Can you briefly describe the research you are currently involved in?

Gone are my days of laboratory research; the demands of the NHS don't sit well with the complexity of lab work. However, I maintain a keen interest in the developments and especially when they have an effect on people living with MND.

The team in Manchester recruited to the LiCALs, DiPALs, SCALES, Heads Up and the MNDA DNA bank as well as identifying patients that led to the discovery of the C9orf72 gene. We're currently recruiting for TONIC and 100,000 Genomes study, will be recruiting to a study looking to support those caring for people living with MND and remain primed for the next treatment trial.

What do you enjoy most about your job as a researcher?

There are so many things in life we don't understand as yet. Any progress toward a greater understanding as to what makes us tick is hugely important.

What's been the highlight of your career so far?

I once managed to sub-clone a gene from the human pubic louse; I wasn't planning to do so and to this day I have no idea how it happened. I guess any hope for a Nobel Prize for that is out of the question?

Designing and making a muscle protein that fluoresced and allowed researchers to watch it in real time as this protein was made and transported to the surface of muscle cells was pretty good although fewer colleagues laughed compared with the pubic louse result.

Who do you admire the most?

People like Nelson Mandela and Ghandi get all the well-deserved kudos, but anyone who shows tenacity and perseverance against the odds gets my vote. That pretty much sums up people living with MND.

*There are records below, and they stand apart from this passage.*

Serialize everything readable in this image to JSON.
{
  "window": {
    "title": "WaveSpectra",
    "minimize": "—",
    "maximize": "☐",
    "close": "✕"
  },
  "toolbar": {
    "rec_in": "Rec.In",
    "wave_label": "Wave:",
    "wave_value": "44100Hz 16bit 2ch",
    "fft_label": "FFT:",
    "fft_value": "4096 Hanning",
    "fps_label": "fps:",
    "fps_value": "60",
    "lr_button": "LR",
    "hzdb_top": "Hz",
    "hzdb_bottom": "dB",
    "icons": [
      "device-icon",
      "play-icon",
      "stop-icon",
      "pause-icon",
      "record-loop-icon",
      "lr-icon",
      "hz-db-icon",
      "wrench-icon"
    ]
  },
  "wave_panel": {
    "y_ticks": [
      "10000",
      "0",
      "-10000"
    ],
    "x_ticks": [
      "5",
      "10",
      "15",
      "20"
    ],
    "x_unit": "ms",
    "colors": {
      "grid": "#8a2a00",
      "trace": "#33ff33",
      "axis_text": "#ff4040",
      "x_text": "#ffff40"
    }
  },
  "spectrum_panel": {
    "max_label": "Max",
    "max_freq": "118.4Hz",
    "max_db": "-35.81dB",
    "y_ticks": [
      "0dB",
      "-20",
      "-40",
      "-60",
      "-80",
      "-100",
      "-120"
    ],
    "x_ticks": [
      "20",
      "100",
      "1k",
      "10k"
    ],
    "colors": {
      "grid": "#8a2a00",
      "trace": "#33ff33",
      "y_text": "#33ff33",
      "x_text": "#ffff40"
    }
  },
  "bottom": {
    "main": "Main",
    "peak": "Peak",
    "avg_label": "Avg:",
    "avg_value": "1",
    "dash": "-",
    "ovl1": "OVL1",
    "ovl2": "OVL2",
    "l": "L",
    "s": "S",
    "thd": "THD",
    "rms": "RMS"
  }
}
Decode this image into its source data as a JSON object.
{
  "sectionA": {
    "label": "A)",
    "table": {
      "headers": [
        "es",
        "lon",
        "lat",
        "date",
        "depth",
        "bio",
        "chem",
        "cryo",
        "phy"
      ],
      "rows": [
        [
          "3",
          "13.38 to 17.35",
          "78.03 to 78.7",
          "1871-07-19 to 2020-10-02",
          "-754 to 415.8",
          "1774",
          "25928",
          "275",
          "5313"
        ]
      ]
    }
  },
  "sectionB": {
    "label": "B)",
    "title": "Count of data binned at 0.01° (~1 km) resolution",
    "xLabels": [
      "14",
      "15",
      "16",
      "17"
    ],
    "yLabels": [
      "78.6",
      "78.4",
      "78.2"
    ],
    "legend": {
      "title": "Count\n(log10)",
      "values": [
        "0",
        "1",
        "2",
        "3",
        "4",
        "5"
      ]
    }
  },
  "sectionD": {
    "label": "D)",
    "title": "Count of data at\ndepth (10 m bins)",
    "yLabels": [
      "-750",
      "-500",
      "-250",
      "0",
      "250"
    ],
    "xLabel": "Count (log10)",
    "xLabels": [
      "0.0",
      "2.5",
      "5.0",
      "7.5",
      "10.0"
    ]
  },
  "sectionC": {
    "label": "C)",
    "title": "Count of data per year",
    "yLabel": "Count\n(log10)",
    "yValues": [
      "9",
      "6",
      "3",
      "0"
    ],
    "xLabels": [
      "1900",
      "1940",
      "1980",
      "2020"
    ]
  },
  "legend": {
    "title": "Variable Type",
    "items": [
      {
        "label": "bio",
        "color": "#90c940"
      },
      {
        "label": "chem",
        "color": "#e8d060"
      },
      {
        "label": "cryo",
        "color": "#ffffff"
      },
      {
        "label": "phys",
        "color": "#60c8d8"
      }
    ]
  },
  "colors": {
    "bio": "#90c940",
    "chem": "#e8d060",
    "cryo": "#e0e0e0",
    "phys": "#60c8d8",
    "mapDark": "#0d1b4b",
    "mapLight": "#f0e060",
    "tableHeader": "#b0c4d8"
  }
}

What do you like doing in your spare time?

I run up mountains, take photos and then run back down again. During that process I take care not to fall or get lost as doing either would require me to call out the local mountain rescue team; imagine the embarrassment of having to be rescued by your own team!

There are also some people in my house that identify themselves as my wife and two children. I suppose I chat to them occasionally.